Kurzer Exkurs: Aus einem investigativen Interview weiß ich nun, dass hier durchaus divergierende weibliche Perspektiven bestehen. In manchen Landstrichen gibt es das „Maistecken“: Jungs koordinieren sich, um ihren (freilich weiblichen) Angebeteten einen Ast oder Baum aufs Dach (meist des Elternhauses) zu stellen. Als ich hörte, dass sich dagegen ein gewisser weiblicher Widerstand formte, weil man den Jungs „den ganzen Spaß“ nicht überlassen wollte, war ich etwas verwirrt: Für mich war die Idee, einen Baum aus dem Wald auf ein Dach zu schleifen, erstmal kein „Spaß“, sondern „harte Arbeit“, um die ich mich lieber drücken wollen würde.

Was fehlt, ums den Außerirdischen zu erklären?

Würde man das Treiben einem außerirdischen Besuchenden zu erklären versuchen, müsste man diverse weitere Konzepte erklären. Angefangen bei „Geschlecht“ und „Uniform“ (bzw. „Dirndl“) bis hin zu „Festplatz“, „Forstwirtschaft“, „Natur“, „Kirchweih“, „Kirche“, der Kirchweihbaum als Rechtssymbol, „Tradition“, „Gefahr“ und ggf. sogar „Maschine“, „Bier“, „Schnaps“ und „Erfolgserlebnis“. Und schließlich müsste man auch erklären, was Langeweile und Zeitstrukturierung bedeuten. Also dass Menschen häufig Dinge tun, einfach, um etwas zu tun zu haben. (Und da ist kollektives Kärwabaumstellen vielleicht eine gute und verträgliche Alternative zu anderen Optionen junger Männer.)
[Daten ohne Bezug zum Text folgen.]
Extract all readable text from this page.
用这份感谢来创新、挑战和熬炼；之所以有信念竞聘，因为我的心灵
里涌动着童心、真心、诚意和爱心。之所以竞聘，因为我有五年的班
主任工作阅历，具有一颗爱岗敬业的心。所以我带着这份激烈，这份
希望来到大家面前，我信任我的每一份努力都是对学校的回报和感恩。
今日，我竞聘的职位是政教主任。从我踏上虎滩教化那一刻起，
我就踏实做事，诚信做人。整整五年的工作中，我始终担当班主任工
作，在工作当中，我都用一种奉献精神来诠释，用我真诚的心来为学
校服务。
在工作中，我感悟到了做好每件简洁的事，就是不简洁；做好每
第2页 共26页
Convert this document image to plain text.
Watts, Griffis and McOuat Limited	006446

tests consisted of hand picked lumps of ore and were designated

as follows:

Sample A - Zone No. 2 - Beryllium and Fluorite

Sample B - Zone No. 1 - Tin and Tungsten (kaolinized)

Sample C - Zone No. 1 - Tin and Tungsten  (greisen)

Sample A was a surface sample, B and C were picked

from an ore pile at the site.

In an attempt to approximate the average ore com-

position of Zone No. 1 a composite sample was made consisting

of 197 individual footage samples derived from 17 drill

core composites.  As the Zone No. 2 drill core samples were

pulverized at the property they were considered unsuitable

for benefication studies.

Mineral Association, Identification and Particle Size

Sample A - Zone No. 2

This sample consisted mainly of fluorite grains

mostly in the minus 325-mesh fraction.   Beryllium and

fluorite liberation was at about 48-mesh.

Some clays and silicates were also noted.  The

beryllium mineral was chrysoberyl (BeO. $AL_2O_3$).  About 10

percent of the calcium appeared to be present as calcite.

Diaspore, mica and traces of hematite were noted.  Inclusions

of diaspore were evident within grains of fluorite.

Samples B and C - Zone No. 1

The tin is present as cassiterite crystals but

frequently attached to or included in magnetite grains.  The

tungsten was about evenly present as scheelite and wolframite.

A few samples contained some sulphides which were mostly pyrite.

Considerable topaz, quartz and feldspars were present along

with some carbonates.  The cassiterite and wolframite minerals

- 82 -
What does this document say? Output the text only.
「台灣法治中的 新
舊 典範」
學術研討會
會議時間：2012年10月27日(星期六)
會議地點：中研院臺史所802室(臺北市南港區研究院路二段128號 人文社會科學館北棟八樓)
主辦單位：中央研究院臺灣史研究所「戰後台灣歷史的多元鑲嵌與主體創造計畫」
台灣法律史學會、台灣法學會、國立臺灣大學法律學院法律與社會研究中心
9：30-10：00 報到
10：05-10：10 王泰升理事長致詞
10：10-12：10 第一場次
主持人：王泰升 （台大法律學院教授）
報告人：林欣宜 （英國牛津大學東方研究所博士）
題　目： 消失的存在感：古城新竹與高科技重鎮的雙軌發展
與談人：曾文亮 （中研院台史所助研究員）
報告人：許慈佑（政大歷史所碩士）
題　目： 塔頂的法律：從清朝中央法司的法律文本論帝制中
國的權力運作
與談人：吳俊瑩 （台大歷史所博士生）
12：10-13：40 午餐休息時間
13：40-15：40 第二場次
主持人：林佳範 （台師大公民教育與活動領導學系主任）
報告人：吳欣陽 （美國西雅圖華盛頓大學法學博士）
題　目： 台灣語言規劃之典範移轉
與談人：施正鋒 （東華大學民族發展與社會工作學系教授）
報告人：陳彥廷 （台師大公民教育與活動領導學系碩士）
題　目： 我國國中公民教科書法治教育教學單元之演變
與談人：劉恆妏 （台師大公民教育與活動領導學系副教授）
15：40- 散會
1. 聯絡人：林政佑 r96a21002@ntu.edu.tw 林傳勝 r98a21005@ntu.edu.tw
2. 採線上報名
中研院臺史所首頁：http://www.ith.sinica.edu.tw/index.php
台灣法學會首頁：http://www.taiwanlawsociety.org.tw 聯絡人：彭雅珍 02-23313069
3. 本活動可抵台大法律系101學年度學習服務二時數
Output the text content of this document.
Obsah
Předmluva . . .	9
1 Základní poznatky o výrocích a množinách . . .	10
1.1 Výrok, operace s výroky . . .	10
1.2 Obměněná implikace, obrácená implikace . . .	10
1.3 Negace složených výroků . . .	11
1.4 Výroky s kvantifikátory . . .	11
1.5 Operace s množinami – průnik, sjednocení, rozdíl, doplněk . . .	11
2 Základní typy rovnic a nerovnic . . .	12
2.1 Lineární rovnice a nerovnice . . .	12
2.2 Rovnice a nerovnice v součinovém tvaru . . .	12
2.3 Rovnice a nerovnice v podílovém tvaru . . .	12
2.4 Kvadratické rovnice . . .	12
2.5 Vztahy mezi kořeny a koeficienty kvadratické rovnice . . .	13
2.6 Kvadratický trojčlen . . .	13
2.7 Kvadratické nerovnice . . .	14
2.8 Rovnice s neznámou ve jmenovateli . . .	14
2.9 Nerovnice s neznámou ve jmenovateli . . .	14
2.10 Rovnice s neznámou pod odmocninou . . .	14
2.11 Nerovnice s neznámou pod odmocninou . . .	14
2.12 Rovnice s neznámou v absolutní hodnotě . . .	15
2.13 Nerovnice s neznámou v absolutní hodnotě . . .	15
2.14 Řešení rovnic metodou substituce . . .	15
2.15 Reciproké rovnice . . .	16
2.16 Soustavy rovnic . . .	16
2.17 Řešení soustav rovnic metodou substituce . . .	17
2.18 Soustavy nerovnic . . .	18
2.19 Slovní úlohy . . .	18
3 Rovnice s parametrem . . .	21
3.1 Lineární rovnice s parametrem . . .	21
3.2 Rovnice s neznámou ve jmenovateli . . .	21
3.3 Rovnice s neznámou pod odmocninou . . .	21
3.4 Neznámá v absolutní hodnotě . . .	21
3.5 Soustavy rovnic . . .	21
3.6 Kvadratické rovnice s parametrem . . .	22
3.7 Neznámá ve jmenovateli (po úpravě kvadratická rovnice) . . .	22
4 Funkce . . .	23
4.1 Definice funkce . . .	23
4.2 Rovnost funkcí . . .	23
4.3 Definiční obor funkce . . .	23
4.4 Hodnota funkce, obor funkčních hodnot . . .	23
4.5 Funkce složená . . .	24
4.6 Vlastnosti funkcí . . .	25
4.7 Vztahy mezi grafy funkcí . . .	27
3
Auf Instagram kommentierte jemand mein schlechtes Maibaumfoto:

Pseudoreligiöse Rituale gibt es sicher in allen Zivilisationen[.] [U]nd Wesen[,] die durchs All reisen können[,] sollten sowas kennen

Da würde ich mit einem ersten exosoziologischen Ansatz widersprechen. Es ist durchaus denkbar, dass eine „Zivilisation“ und „Gesellschaft“ existiert, die z.B. nur telepathisch oder über Fernkommunikationsmedien in Kontakt steht. Interagiert wird nur zum reinen Austausch notwendiger „Güter“. Trotzdem können wir von „Gesellschaft“ sprechen, etwa, weil es um einen Aggregatsbegriff von Kommunikationen geht.

Die Frage könnte also immer sein: Welcher Funktion dient ein beobachtetes Verhalten? (In unserem Fall vielleicht: „Gemeinschaftsbindung“.) Und dann kann man überlegen, ob man sich ein Kollektiv aus Wesen denken kann, das kein Problem kennt, für das dieses Verhalten eine Lösung darstellt; die also diese Funktion nicht braucht.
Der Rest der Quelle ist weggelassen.